He was a spectacular baseball player. That sometimes gets forgotten in all the folksy warmth surrounding Yogi Berra, who died Tuesday at age 90. The numbers are staggering, almost supernatural, something out of a comic book: 18 seasons as a catcher for the New York Yankees, 10 World Series rings, 14 Series appearances, 15 All-Star Games and three most valuable player awards. There’s never been a career like it, before or since. I once emailed the groundbreaking statistician (and “Moneyball” godfather) Bill James about Berra’s rank among baseball’s all-timers, and his response was instant and unequivocal:
“I certainly think that Yogi was the greatest catcher who ever lived,” James wrote. “I have no doubt of this, honestly.”

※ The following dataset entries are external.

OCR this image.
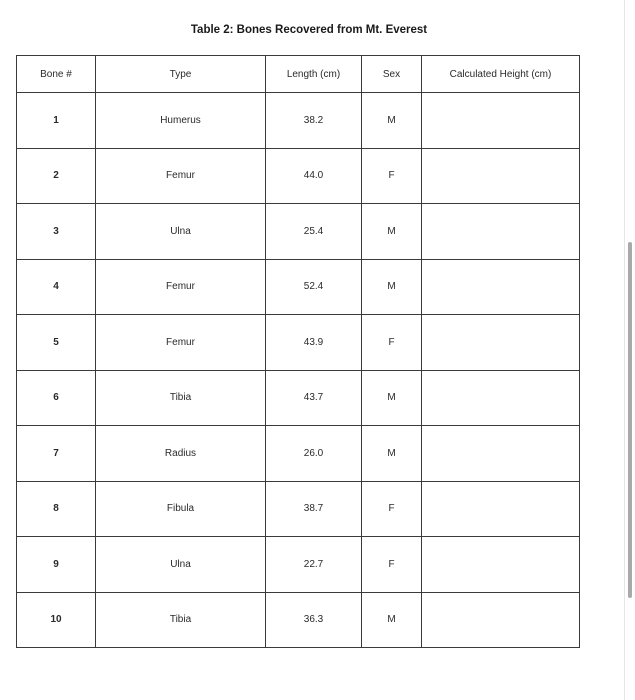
Table 2: Bones Recovered from Mt. Everest
Bone #	Type	Length (cm)	Sex	Calculated Height (cm)
1	Humerus	38.2	M	
2	Femur	44.0	F	
3	Ulna	25.4	M	
4	Femur	52.4	M	
5	Femur	43.9	F	
6	Tibia	43.7	M	
7	Radius	26.0	M	
8	Fibula	38.7	F	
9	Ulna	22.7	F	
10	Tibia	36.3	M	
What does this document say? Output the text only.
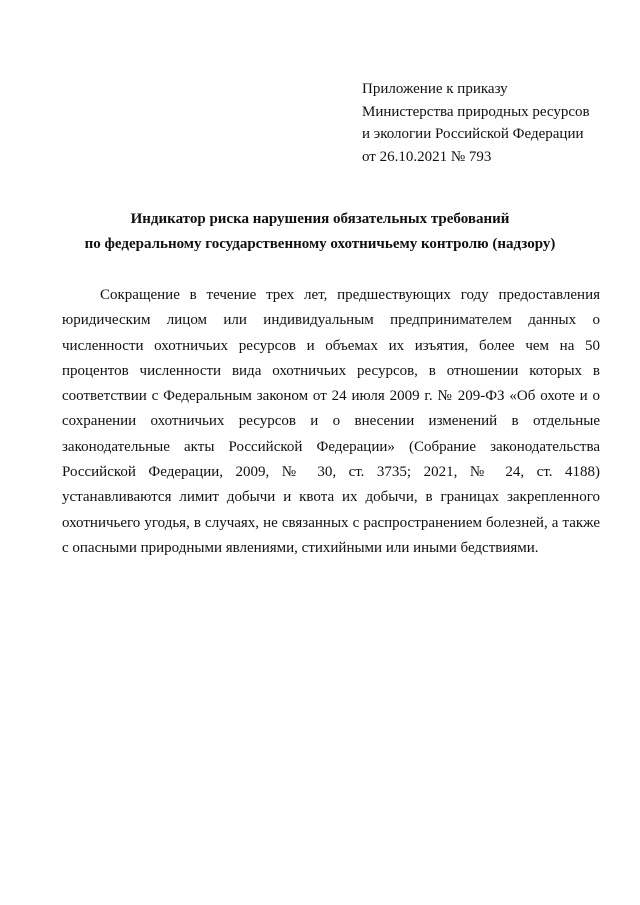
Приложение к приказу
Министерства природных ресурсов
и экологии Российской Федерации
от 26.10.2021 № 793
Индикатор риска нарушения обязательных требований
по федеральному государственному охотничьему контролю (надзору)
Сокращение в течение трех лет, предшествующих году предоставления
юридическим лицом или индивидуальным предпринимателем данных о
численности охотничьих ресурсов и объемах их изъятия, более чем на 50
процентов численности вида охотничьих ресурсов, в отношении которых в
соответствии с Федеральным законом от 24 июля 2009 г. № 209-ФЗ «Об охоте и о
сохранении охотничьих ресурсов и о внесении изменений в отдельные
законодательные акты Российской Федерации» (Собрание законодательства
Российской Федерации, 2009, № 30, ст. 3735; 2021, № 24, ст. 4188)
устанавливаются лимит добычи и квота их добычи, в границах закрепленного
охотничьего угодья, в случаях, не связанных с распространением болезней, а также
с опасными природными явлениями, стихийными или иными бедствиями.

Statistics tell only a fraction of his story. Berra was the son of immigrants, a World War II veteran who had left a Yankees farm club to join the Navy and served at D-Day, a gunner’s mate on a landing craft support vessel. “I think his military service has been a little overlooked, because men like him really didn’t talk about it much,” Carmen Berra, Yogi’s wife of 65 years, told the Star-Ledger a year before her death in 2014. “It wasn’t a big thing to him…it was just what they had to do.”
Such humility defined his life. Yogi Berra was not a pretentious man. His exceptional talent didn’t yield the type of payday that is now customary for ballplayers today—Berra never made more than $65,000 in a season, and never had more than a one-year contract. His easygoing style and proclivity for malapropisms—actually, it’s not fair to call them malapropisms; they’re Yogi-isms, sui generis, many of them brilliant (“Baseball is 90 percent mental. The other half is physical,” not even Twain was that good)—made him a beloved figure even to those who hated the mighty Yankees. Berra returned the laughs with a twinkle of self-awareness: Yogi made people chuckle, but he always got to be in on the joke.
He had lives as a manager, a commercial pitchman, an actor (that’s Yogi, with Mickey Mantle, Cary Grant and Doris Day in 1962’s “That Touch of Mink,” which they filmed during a Yankees West Coast trip). Berra had his battles—there was a memorable feud with George Steinbrenner that lasted for nearly a decade and a half after the Yankee owner dismissed Berra as manager in 1985. (Steinbrenner, acting on advice from Joe DiMaggio, eventually visited Berra to apologize, leading to an overdue thawing.)
As often with cherished public figures, the best stories about Yogi Berra are the quieter ones. This past May in the Journal, David Kaplan, the director of the Yogi Berra Museum and Learning Center near Berra’s town of Montclair, N.J., gave a remarkable account of Berra’s relationship with a once-troubled local teenager named Carlos Lejnieks whom he mentored and helped get into Brown University. Today, Lejnieks is the CEO of the Big Brothers Big Sisters program in Newark.
I spoke to Lejnieks Wednesday. While he said that Berra had made a significant positive impact upon his life, he also knew he was not alone. “I know he did it in so many quiet ways for so many other people,” he said. “He was so understated.”
I met Berra once. In 2011 I went to go see the movie “Moneyball” with him. I don’t remember how I came up with the idea, but I know it took a long time to put together—Kaplan had asked if it might be possible to screen it in the museum’s screening room, but the movie studio was struggling to get a copy to us, and it looked like it would fall apart. At the last minute, we wound up seeing the Brad Pitt film at the old Bellevue Theater on Bellevue Avenue in Montclair. It was late afternoon. Carmen came, too. Yogi got a bag of popcorn and settled in the back of the theater.
I recall two things vividly about the screening: 1) Berra was friends with Art Howe, the manager of the Oakland A’s in the time “Moneyball” is set, and while he thought Philip Seymour Hoffman was a good actor, Yogi felt he looked nothing like Art Howe. The other thing—and this I didn’t know was coming—was that there’s a key scene in the movie in which the A’s reel off a record 20 game winning streak. And in the moment, they show real-life footage of the last American League team that had won 19 games—the 1947 New York Yankees, for whom Yogi played his first full season in the major leagues.
“I’d almost forgotten,” Yogi said afterward. “You get old, you know? But we did win 19 in a row.”
We all went to dinner at a restaurant around the corner. Yogi ordered scallops, and a vodka with extra ice. He talked about his early playing days and his first contract ($90 a month) and what they served the Yankees between games of a doubleheader (“a hardboiled egg”). He talked about going to Toots Shor’s with DiMaggio and knowing Connie Francis and Spencer Tracy. He talked humbly about those World Series titles and he reached over and showed me his 1953 ring, which was the only championship one he wore.
“I was very lucky,” he said.
He spoke about these indelible moments like they’d happened only weeks ago, and weren’t the memories of an extraordinary American life. To Yogi Berra, these were just fortunate things that had happened along the way. He didn’t view his life as extraordinary, which only makes it more so.